Sikorsky confirmed it had issued the notice, which demands a visual inspection of the tail rotors on the S92 fleet before the next flight.
A US-based spokeswoman for the manufacturer said: “Safety is our top priority and Sikorsky is working closely with our customer and investigative authorities to determine the root cause of the loss of tail rotor authority in the December 28 installation landing.
“Although the investigation into the December 28 incident has not been completed, Sikorsky released an alert service bulletin on January 10 to define additional interim inspection requirements for the S92 tail rotor pitch change shaft (PCS).
“Those procedures include an off-aircraft check of the PCS bearing and that check must be done before next flight with some leeway for getting back to base.”
She said the firm was committed to keeping its customers informed.
“We will further communicate findings if the investigation reveals any safety or airworthiness issues that affect the S92 helicopter fleet,” the spokeswoman added.

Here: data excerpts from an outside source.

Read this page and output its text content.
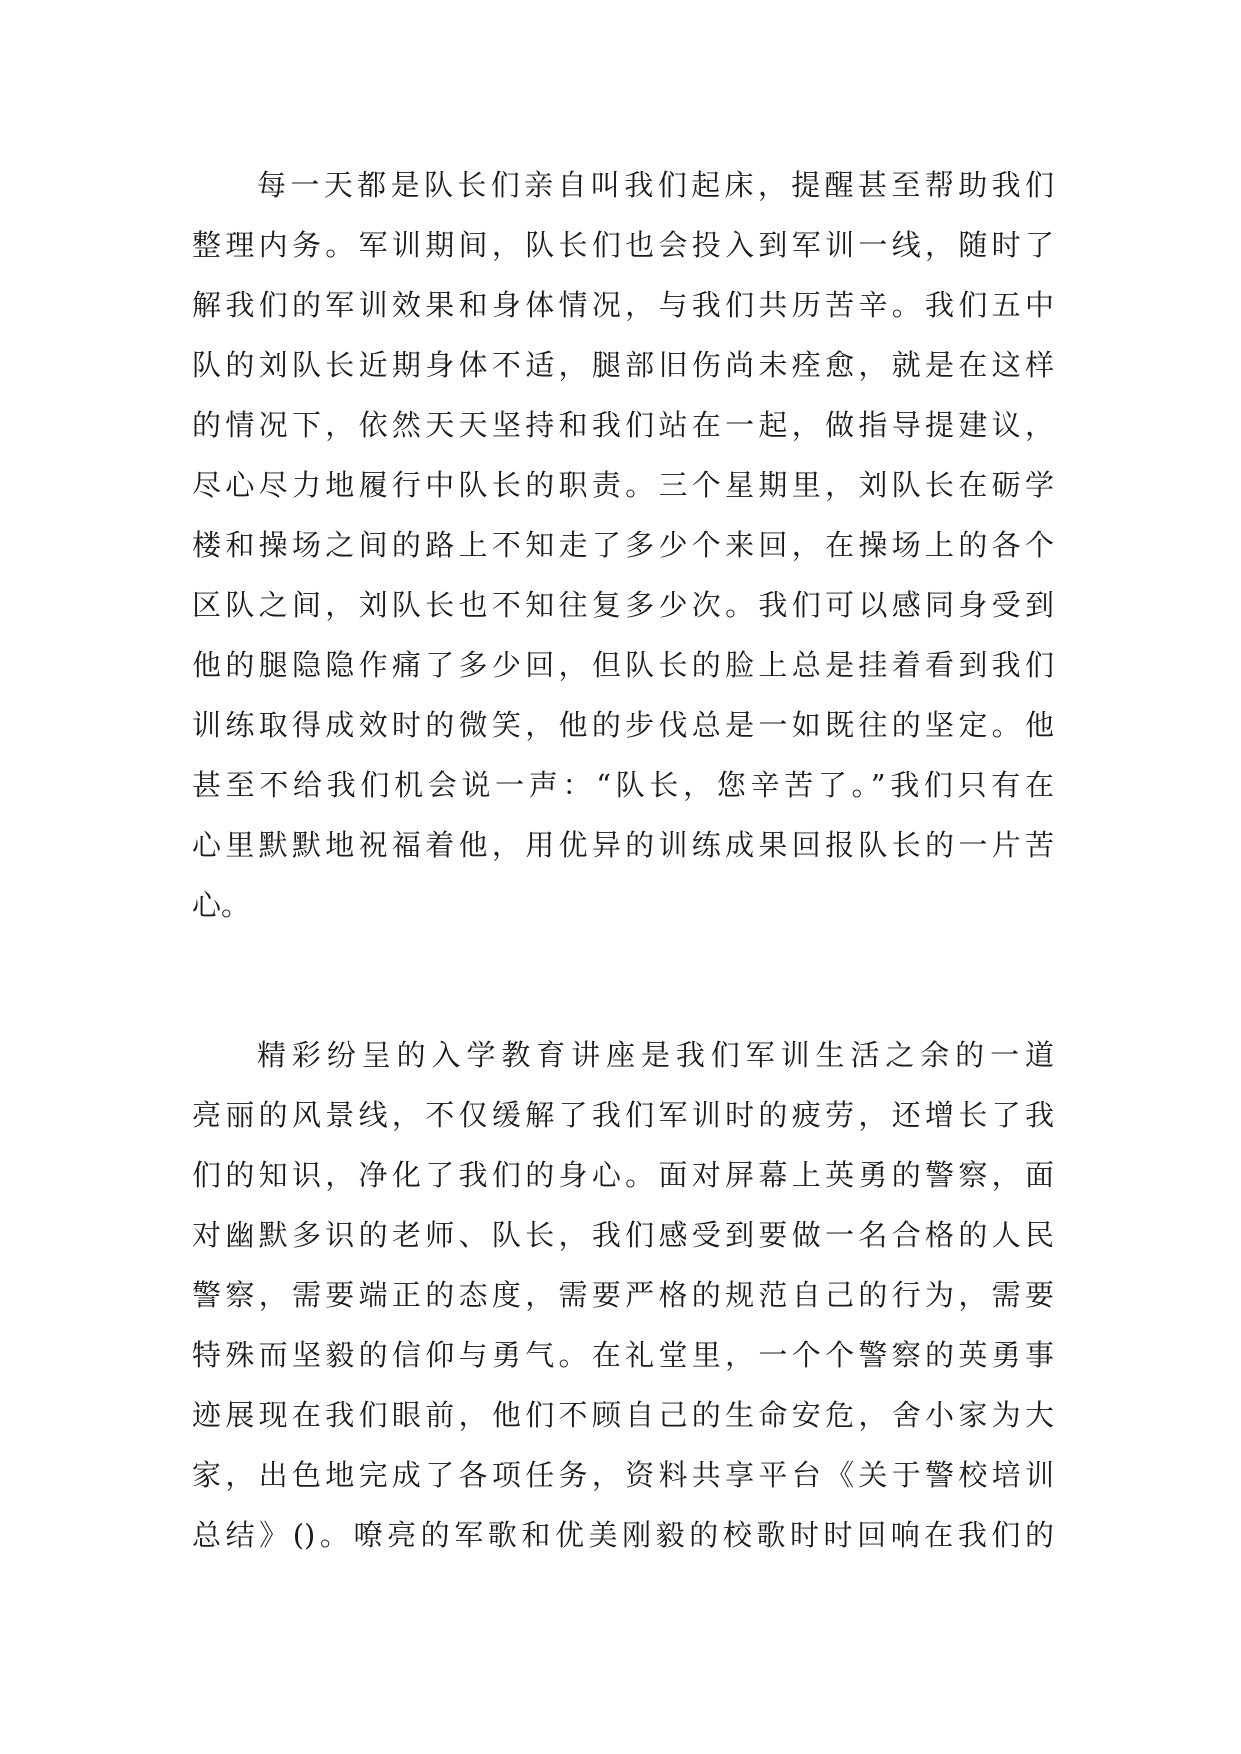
每一天都是队长们亲自叫我们起床，提醒甚至帮助我们
整理内务。军训期间，队长们也会投入到军训一线，随时了
解我们的军训效果和身体情况，与我们共历苦辛。我们五中
队的刘队长近期身体不适，腿部旧伤尚未痊愈，就是在这样
的情况下，依然天天坚持和我们站在一起，做指导提建议，
尽心尽力地履行中队长的职责。三个星期里，刘队长在砺学
楼和操场之间的路上不知走了多少个来回，在操场上的各个
区队之间，刘队长也不知往复多少次。我们可以感同身受到
他的腿隐隐作痛了多少回，但队长的脸上总是挂着看到我们
训练取得成效时的微笑，他的步伐总是一如既往的坚定。他
甚至不给我们机会说一声：“队长，您辛苦了。”我们只有在
心里默默地祝福着他，用优异的训练成果回报队长的一片苦
心。
精彩纷呈的入学教育讲座是我们军训生活之余的一道
亮丽的风景线，不仅缓解了我们军训时的疲劳，还增长了我
们的知识，净化了我们的身心。面对屏幕上英勇的警察，面
对幽默多识的老师、队长，我们感受到要做一名合格的人民
警察，需要端正的态度，需要严格的规范自己的行为，需要
特殊而坚毅的信仰与勇气。在礼堂里，一个个警察的英勇事
迹展现在我们眼前，他们不顾自己的生命安危，舍小家为大
家，出色地完成了各项任务，资料共享平台《关于警校培训
总结》()。嘹亮的军歌和优美刚毅的校歌时时回响在我们的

The Maritime and Coastguard Agency (MCA) said its S92s, which were operated by Bristow, would return to service throughout the day.
“The Inverness-based helicopter has already been brought back into service for lifesaving work and we are negotiating a limited return to service at other bases in the same manner,” said a spokesman.
Industry sources fear the alert on a model which is thought of as the “workhorse” of the North Sea, could disrupt operations possibly until the end of the weekend.
Step Change in Safety, an organisation that campaigns to make the UK the safest place to work in the worldwide oil and gas industry, said Sikorsky’s decision will result in some short-term delays.
Executive director Les Linklater said: “The decision made by Sikorsky is a precautionary measure to ensure continued safe flight operations and we are aware that helicopter operators are working to assess the impact of this requirement, while investigating all opportunities to limit the effects on the flying programme.
“Currently, the duration of the inspections is expected to take up to 11 man hours, which means this will cause some short-term delays.
“We are in close communication with trades unions, helicopter operators and the Civil Aviation Authority.”